What is a TTY?

Open a terminal and run tty. It will give you the unique ID of your terminal:

$ tty
/dev/ttys008

UNIX has this saying, “everything is a file”. Your terminal is just another file in the filesystem! What is its file path? /dev/ttys008, the output of tty.

Your terminal acts quite like a normal file. You can read from it and write to it:

$ echo "Hello, TTY" > /dev/ttys008
Hello, TTY
$ cat /dev/ttys008 > output.txt
Hello, file
~/dev/tmp/tty
$ cat output.txt
Hello, file

Because terminals are in the global filesystem, they can interact with each other.

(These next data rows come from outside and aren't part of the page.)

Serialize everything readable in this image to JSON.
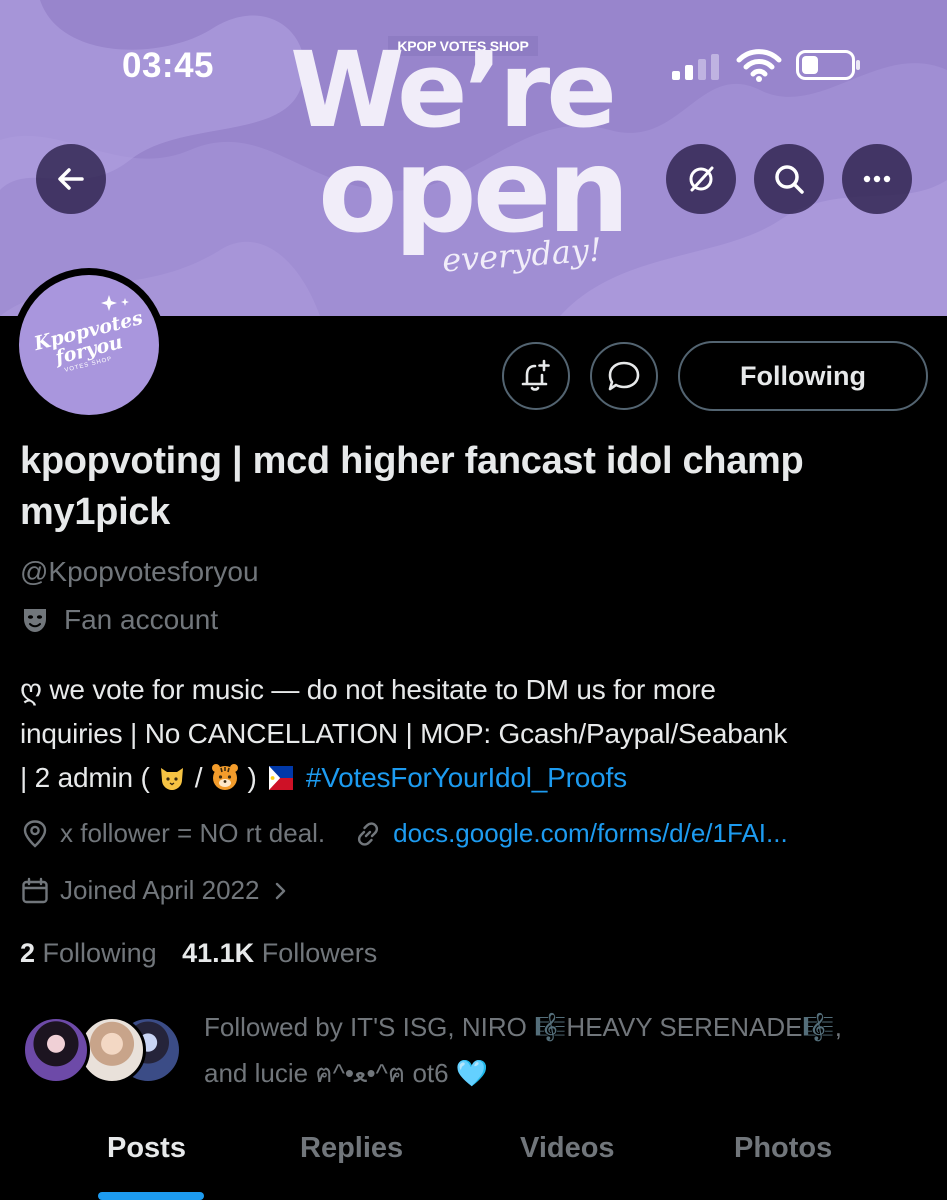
{
  "status_bar": {
    "time": "03:45"
  },
  "banner": {
    "shop_tag": "KPOP VOTES SHOP",
    "line1": "We’re",
    "line2": "open",
    "line3": "everyday!"
  },
  "avatar": {
    "logo_line1": "Kpopvotes",
    "logo_line2": "foryou",
    "logo_sub": "VOTES SHOP"
  },
  "actions": {
    "following_label": "Following"
  },
  "profile": {
    "display_name": "kpopvoting | mcd higher fancast idol champ my1pick",
    "handle": "@Kpopvotesforyou",
    "category": "Fan account",
    "bio": {
      "line1": "ღ we vote for music — do not hesitate to DM us for more",
      "line2": "inquiries | No CANCELLATION | MOP: Gcash/Paypal/Seabank",
      "line3_start": "| 2 admin (",
      "line3_sep": "/",
      "line3_end": ")",
      "hashtag": "#VotesForYourIdol_Proofs"
    },
    "location": "x follower = NO rt deal.",
    "website": "docs.google.com/forms/d/e/1FAI...",
    "joined": "Joined April 2022",
    "following_count": "2",
    "following_label": "Following",
    "followers_count": "41.1K",
    "followers_label": "Followers",
    "followed_by_line1": "Followed by IT'S ISG, NIRO 🎼HEAVY SERENADE🎼,",
    "followed_by_line2": "and lucie ฅ^•ﻌ•^ฅ ot6 🩵"
  },
  "tabs": [
    {
      "label": "Posts",
      "active": true
    },
    {
      "label": "Replies",
      "active": false
    },
    {
      "label": "Videos",
      "active": false
    },
    {
      "label": "Photos",
      "active": false
    }
  ],
  "colors": {
    "accent": "#1d9bf0",
    "banner": "#a593d6",
    "muted": "#71767b"
  }
}
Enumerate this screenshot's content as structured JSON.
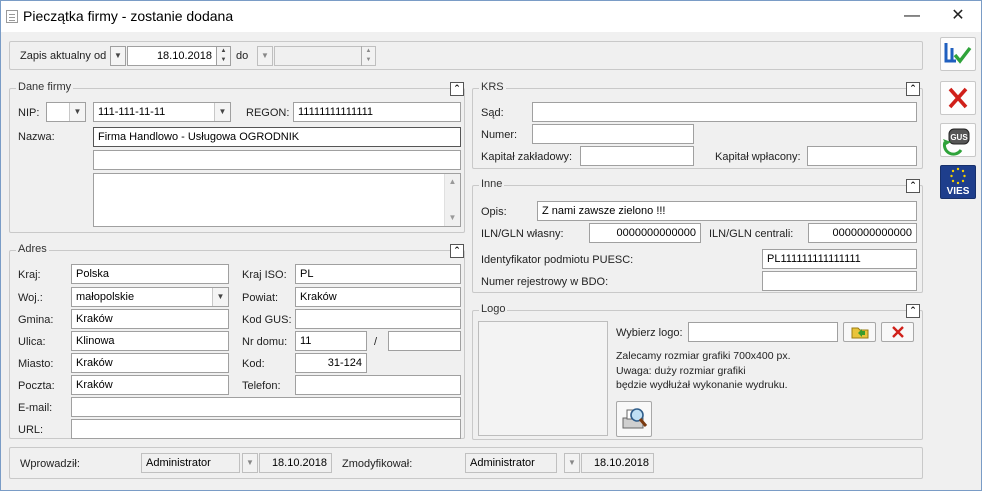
{
  "window": {
    "title": "Pieczątka firmy - zostanie dodana",
    "minimize": "—",
    "close": "✕"
  },
  "record": {
    "label_from": "Zapis aktualny od",
    "date_from": "18.10.2018",
    "label_to": "do",
    "date_to": ""
  },
  "dane_firmy": {
    "legend": "Dane firmy",
    "nip_label": "NIP:",
    "nip_prefix": "",
    "nip": "111-111-11-11",
    "regon_label": "REGON:",
    "regon": "11111111111111",
    "nazwa_label": "Nazwa:",
    "nazwa_line1": "Firma Handlowo - Usługowa OGRODNIK",
    "nazwa_line2": "",
    "nazwa_line3": ""
  },
  "adres": {
    "legend": "Adres",
    "kraj_label": "Kraj:",
    "kraj": "Polska",
    "kraj_iso_label": "Kraj ISO:",
    "kraj_iso": "PL",
    "woj_label": "Woj.:",
    "woj": "małopolskie",
    "powiat_label": "Powiat:",
    "powiat": "Kraków",
    "gmina_label": "Gmina:",
    "gmina": "Kraków",
    "kod_gus_label": "Kod GUS:",
    "kod_gus": "",
    "ulica_label": "Ulica:",
    "ulica": "Klinowa",
    "nr_domu_label": "Nr domu:",
    "nr_domu": "11",
    "slash": "/",
    "nr_lokalu": "",
    "miasto_label": "Miasto:",
    "miasto": "Kraków",
    "kod_label": "Kod:",
    "kod": "31-124",
    "poczta_label": "Poczta:",
    "poczta": "Kraków",
    "telefon_label": "Telefon:",
    "telefon": "",
    "email_label": "E-mail:",
    "email": "",
    "url_label": "URL:",
    "url": ""
  },
  "krs": {
    "legend": "KRS",
    "sad_label": "Sąd:",
    "sad": "",
    "numer_label": "Numer:",
    "numer": "",
    "kapital_zakl_label": "Kapitał zakładowy:",
    "kapital_zakl": "",
    "kapital_wpl_label": "Kapitał wpłacony:",
    "kapital_wpl": ""
  },
  "inne": {
    "legend": "Inne",
    "opis_label": "Opis:",
    "opis": "Z nami zawsze zielono !!!",
    "iln_wlasny_label": "ILN/GLN własny:",
    "iln_wlasny": "0000000000000",
    "iln_centrali_label": "ILN/GLN centrali:",
    "iln_centrali": "0000000000000",
    "puesc_label": "Identyfikator podmiotu PUESC:",
    "puesc": "PL111111111111111",
    "bdo_label": "Numer rejestrowy w BDO:",
    "bdo": ""
  },
  "logo": {
    "legend": "Logo",
    "choose_label": "Wybierz logo:",
    "path": "",
    "note1": "Zalecamy rozmiar grafiki 700x400 px.",
    "note2": "Uwaga: duży rozmiar grafiki",
    "note3": "będzie wydłużał wykonanie wydruku."
  },
  "footer": {
    "wprowadzil_label": "Wprowadził:",
    "wprowadzil_user": "Administrator",
    "wprowadzil_date": "18.10.2018",
    "zmodyfikowal_label": "Zmodyfikował:",
    "zmodyfikowal_user": "Administrator",
    "zmodyfikowal_date": "18.10.2018"
  },
  "side_buttons": {
    "vies_label": "VIES",
    "gus_label": "GUS"
  },
  "colors": {
    "accent": "#1f5fbf",
    "cancel": "#d0201a",
    "vies_bg": "#1e3e8c",
    "vies_star": "#f5d000"
  }
}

Now open a second terminal, and run echo "Hello, TTY" > /dev/ttys008 again. What happens? The text Hello, TTY appears in the original terminal! You can now chat to other people using the system. This is how programs like wall work.

A process gets three standard streams: stdin, stdout, and stderr. The process can inspect these streams to see which TTY it’s attached to, like this:

#include <unistd.h>
#include <stdio.h>
void print_tty(char* name, FILE * f) {
  printf("%s (fileno %d): ", name, fileno(f));
  if (isatty(fileno(f))) printf("TTY %s\n", ttyname(fileno(f)));
  else                   printf("not a TTY\n");
}
int main(void) {
  print_tty("stdin ", stdin);
  print_tty("stdout", stdout);
  print_tty("stderr", stderr);
}

When you start this process from your shell, all three streams are attached to your current TTY:

$ clang whatismytty.c
$ ./a.out
stdin  (fileno 0): TTY /dev/ttys008
stdout (fileno 1): TTY /dev/ttys008
stderr (fileno 2): TTY /dev/ttys008

We can use shell piping/redirection commands to change which TTYs the streams are attached to.

$ ./a.out | cat
stdin  (fileno 0): TTY /dev/ttys008
stdout (fileno 1): not a TTY
stderr (fileno 2): TTY /dev/ttys008
$ echo | ./a.out
stdin  (fileno 0): not a TTY
stdout (fileno 1): TTY /dev/ttys008
stderr (fileno 2): TTY /dev/ttys008
$ ./a.out < /dev/ttys003
stdin  (fileno 0): TTY /dev/ttys003
stdout (fileno 1): TTY /dev/ttys008
stderr (fileno 2): TTY /dev/ttys008
$ ./a.out < /dev/ttys003 2> /dev/ttys004
stdin  (fileno 0): TTY /dev/ttys003
stdout (fileno 1): TTY /dev/ttys008
stderr (fileno 2): TTY /dev/ttys004

Each process can also have a “controlling terminal”. A process’s controlling terminal is not necessarily the same as the terminals its streams are attached to. You can see these with the ps command:

$ sudo ps -ax -o pid,tty
  PID TTY
    1 ??
   50 ??
   51 ??
...
...
84721 ttys007
84722 ttys007
71296 ttys008
71297 ttys008
71305 ttys008

Also, notice that some processes have ?? as their TTY. Most of these processes are “daemons”, UNIX background processes.